По этому Закону сотворено Создателем все остальное сущее – живое. И малая микроскопичность этого живого – модель и эталон людских сообществ и империй, ибо сотворено все Сущим одной мерой.

– Как это может быть, Архонт?!

– Не все постигнешь сразу. Но то, что я посеял, взойдет со временем.

Запоминай и слушай.

Он стал рассказывать законы Мирозданья. Любое тело состоит из клеток. Те, в свою очередь, из атомов. Все движется во взаимосвязи. Живая клетка, кирпичик твоей плоти – модель, иль эталон людских сообществ. В ней протоплазма и ядро, которое главенствует и управляет, подобно фараону в его царстве.

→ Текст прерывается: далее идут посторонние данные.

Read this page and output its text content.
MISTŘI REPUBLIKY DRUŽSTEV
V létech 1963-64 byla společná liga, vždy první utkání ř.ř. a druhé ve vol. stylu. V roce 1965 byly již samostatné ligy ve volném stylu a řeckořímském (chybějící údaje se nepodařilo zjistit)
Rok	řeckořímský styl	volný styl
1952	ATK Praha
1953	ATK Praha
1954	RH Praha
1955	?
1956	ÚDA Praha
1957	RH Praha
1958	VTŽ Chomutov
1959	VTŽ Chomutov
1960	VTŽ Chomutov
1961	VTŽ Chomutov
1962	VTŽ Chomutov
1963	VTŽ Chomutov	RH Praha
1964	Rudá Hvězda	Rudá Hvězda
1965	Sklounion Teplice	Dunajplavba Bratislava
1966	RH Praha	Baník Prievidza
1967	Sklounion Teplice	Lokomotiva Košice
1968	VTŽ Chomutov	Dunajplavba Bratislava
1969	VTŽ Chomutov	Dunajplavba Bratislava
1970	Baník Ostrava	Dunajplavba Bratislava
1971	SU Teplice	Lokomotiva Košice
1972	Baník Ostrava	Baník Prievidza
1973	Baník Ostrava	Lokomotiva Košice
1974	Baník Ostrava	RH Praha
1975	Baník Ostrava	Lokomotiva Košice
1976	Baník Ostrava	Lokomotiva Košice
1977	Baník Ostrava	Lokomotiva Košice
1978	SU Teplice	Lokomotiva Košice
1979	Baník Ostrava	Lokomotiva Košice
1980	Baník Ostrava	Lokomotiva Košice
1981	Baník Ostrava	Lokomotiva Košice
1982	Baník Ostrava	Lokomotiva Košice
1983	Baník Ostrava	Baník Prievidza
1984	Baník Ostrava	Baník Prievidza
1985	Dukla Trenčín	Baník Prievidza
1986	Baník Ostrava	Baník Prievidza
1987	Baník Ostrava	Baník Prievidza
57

В двойной, крепчайшей оболочке содержатся им лизосомы – как армия в казармах. Ядро их выпускает на врагов – микробов, чтоб истребить их, затем очистить поле битвы. После чего вновь запирает в оболочку.

Есть в клетке важнейшее сословие иль каста ДНК, чьи функции – хранить, беречь весь предыдущий опыт человека, бытия людского. Так берегут познания жрецы, волхвы и ведуны, чтобы снабдить им молодых при отделении от материнской клетки.

Заложено Творцом в ту клетку еще одно сословие: дендриты и аксоны – нервные волокна. По ним бежит сигнал от рубежей всей клетки к ее центру, ядру. Они доносят обо всем, что происходит на границах. Там прорывают их микробы, иль разъедает излученье от магнитных бурь. Об этом подает сигнал мельчайшее сословье атомов, припаянных к концам дендритов и аксонов. В тех атомах благое равновесье, где положительный заряд ядра у атома уравновешивает отрицательный заряд у спутника его – электрона. Впитав и зафиксировав в себе угрозу на границе клетки, атом меняет полюса зарядов, чем возбуждает импульс с вестью. Тогда дендриты и аксоны подхватывают этот импульс, несут вовнутрь, к ядру – тревога на границе! Пора пускать из клеток лизосомы для сраженья.

Но чтобы все это трудилось, нужна энергия и пища для работы. Их добывает в клетке АТФ – при расщеплении глюкозы и кислот. Она и расщепляет и хранит энергию в запасниках и отдает ее. Так засевают нивы фараона, пасут его стада феллахи, пастухи. А собирают подати и десятины сборщики налогов. И отдают в хранилища Маль аха фараона: на случай засухи, тайфунов, наводненья иль войны.

Все в клетке происходит по законам ЛАДА: СТАТУС – КВО.. Но при одном условии: подпитывает всю эту работу кислород. Им клетка дышит и сохраняет равновесие во всех процессах.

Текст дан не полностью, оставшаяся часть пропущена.